James Monroe "Roe" Reisinger (October 28, 1842 – May 25, 1925) was an American soldier who fought with the Union Army in the American Civil War. Reisinger received his country's highest award for bravery during combat, the Medal of Honor, for actions taken on July 1, 1863 during the Battle of Gettysburg.

==Early life==
Reisinger was born in Fallston, Pennsylvania in 1842 to Charles and Providence Reisinger. At age 2, the family moved to Venango County, Pennsylvania, and worked as farmers, lumberers, and blacksmiths. After six years, the family moved yet again, to Meadville, Pennsylvania where Roe attended school for three years, attending the Meadville Academy.

==Civil War service==
At the onset of the Civil War, Reisinger enlisted with the 150th Pennsylvania Infantry Regiment and was assigned to Company H. His first conflict was at the Battle of Gettysburg where he served as one of the color corporals for his regiment. At around 2 o'clock, Reisinger was wounded by a musket shot to the ball of the right foot and had to proceed on crutches. Told to fall to the back of the unit, he refused, and marched forward on his heel. The 150th engaged a large Confederate advance near the McPherson house, and here Reisinger was shot a second time, in the right leg. As he fell back he was shot for a third time, in the right hip. Reisinger was held in a hospital for nearly a year, with the final musket ball extracted in May, 1864. For his valor during the fight, Reisinger was awarded the Medal of Honor on January 25, 1907.

After his recovery, Reisinger was assigned to Company B of the 14th Reserve Corps, and then served as an officer in the 114th Regiment Infantry U.S. Colored Troops in Texas until 1867.

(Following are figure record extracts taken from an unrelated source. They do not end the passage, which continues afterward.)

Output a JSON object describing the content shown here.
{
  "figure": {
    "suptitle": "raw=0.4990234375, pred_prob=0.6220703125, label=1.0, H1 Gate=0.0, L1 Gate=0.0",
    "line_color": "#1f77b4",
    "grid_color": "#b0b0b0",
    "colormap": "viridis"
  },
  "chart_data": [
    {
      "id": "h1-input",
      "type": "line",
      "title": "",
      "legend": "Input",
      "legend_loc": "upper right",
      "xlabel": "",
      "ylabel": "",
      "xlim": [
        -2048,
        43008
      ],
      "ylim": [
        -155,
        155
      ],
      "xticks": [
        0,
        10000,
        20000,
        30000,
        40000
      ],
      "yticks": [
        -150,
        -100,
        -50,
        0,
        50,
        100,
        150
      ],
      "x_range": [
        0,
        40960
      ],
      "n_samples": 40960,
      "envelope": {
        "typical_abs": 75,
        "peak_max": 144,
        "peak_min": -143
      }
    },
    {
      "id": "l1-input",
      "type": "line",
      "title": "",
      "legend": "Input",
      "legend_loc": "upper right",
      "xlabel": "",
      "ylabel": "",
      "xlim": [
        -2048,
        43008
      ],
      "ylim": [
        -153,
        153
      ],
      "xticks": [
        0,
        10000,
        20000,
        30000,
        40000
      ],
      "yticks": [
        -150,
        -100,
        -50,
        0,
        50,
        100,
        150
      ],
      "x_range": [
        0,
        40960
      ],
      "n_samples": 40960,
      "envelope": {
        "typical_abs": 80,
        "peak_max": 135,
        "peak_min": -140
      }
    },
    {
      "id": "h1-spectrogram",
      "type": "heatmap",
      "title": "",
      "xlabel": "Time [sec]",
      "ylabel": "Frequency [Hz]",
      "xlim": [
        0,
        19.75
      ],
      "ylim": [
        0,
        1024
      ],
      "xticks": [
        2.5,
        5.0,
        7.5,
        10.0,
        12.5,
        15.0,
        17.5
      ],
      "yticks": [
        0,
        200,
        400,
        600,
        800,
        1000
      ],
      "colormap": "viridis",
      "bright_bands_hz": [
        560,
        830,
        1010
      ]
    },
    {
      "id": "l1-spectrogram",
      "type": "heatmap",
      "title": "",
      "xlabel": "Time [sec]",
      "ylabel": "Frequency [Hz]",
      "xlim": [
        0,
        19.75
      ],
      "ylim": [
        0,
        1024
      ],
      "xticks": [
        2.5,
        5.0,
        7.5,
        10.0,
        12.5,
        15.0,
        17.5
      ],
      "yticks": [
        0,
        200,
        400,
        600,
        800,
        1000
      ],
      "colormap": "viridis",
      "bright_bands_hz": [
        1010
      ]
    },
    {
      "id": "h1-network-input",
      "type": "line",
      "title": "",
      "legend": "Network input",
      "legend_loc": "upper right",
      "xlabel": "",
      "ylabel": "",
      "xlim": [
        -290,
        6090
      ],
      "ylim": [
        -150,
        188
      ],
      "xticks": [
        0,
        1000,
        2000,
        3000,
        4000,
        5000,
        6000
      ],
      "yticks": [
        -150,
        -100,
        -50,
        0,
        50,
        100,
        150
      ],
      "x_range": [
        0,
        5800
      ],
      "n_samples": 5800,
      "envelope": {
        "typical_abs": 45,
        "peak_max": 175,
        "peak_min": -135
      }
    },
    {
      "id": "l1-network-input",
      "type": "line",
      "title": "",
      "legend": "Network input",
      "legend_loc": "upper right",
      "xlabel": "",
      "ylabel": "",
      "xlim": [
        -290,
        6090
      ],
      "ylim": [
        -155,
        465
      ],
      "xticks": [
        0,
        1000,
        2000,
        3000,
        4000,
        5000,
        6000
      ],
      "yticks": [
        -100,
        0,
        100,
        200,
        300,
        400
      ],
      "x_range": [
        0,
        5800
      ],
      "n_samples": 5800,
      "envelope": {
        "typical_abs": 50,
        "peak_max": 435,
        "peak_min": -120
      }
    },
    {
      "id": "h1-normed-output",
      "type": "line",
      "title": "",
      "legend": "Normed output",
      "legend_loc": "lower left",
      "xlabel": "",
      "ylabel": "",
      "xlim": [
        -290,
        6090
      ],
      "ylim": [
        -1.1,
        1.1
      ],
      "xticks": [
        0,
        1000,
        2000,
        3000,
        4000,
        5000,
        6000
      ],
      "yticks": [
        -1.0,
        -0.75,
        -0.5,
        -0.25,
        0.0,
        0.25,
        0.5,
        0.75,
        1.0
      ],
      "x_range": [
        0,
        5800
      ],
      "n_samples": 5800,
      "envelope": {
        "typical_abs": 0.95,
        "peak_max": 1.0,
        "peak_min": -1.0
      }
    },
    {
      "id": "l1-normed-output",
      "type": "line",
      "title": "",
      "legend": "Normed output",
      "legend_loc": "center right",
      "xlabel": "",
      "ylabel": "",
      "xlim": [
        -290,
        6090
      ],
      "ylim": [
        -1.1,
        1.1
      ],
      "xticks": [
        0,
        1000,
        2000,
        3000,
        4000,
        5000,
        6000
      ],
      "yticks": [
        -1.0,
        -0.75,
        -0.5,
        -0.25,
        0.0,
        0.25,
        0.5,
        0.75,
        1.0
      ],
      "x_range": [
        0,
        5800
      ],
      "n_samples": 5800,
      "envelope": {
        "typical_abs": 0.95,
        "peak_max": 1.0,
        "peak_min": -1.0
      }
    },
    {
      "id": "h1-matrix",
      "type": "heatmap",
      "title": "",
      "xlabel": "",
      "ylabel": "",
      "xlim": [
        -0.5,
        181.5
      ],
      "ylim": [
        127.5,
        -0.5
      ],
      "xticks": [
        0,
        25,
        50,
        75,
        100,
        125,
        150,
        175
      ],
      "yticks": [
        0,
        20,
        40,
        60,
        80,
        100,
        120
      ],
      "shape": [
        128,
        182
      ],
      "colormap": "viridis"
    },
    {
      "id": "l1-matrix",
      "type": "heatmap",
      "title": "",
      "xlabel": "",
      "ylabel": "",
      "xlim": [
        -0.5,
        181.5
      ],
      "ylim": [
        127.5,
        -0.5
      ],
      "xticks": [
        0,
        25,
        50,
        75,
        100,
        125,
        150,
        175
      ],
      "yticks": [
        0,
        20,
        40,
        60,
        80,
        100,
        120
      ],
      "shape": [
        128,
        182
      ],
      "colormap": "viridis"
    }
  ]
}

==Medal of Honor citation==

The President of the United States of America, in the name of Congress, takes pleasure in presenting the Medal of Honor to Corporal James Monroe Reisinger, United States Army, for extraordinary heroism on 1 July 1863, while serving with Company H, 150th Pennsylvania Infantry, in action at Gettysburg, Pennsylvania, for specially brave and meritorious conduct in the face of the enemy.

==Personal life==
After his service, Reisinger studied law and was admitted to the bar, practicing in Meadville. He also worked as a newspaper publisher, and worked with the Galena-Signal Oil Company until retirement.

Reisinger died in 1925 at the age of 82.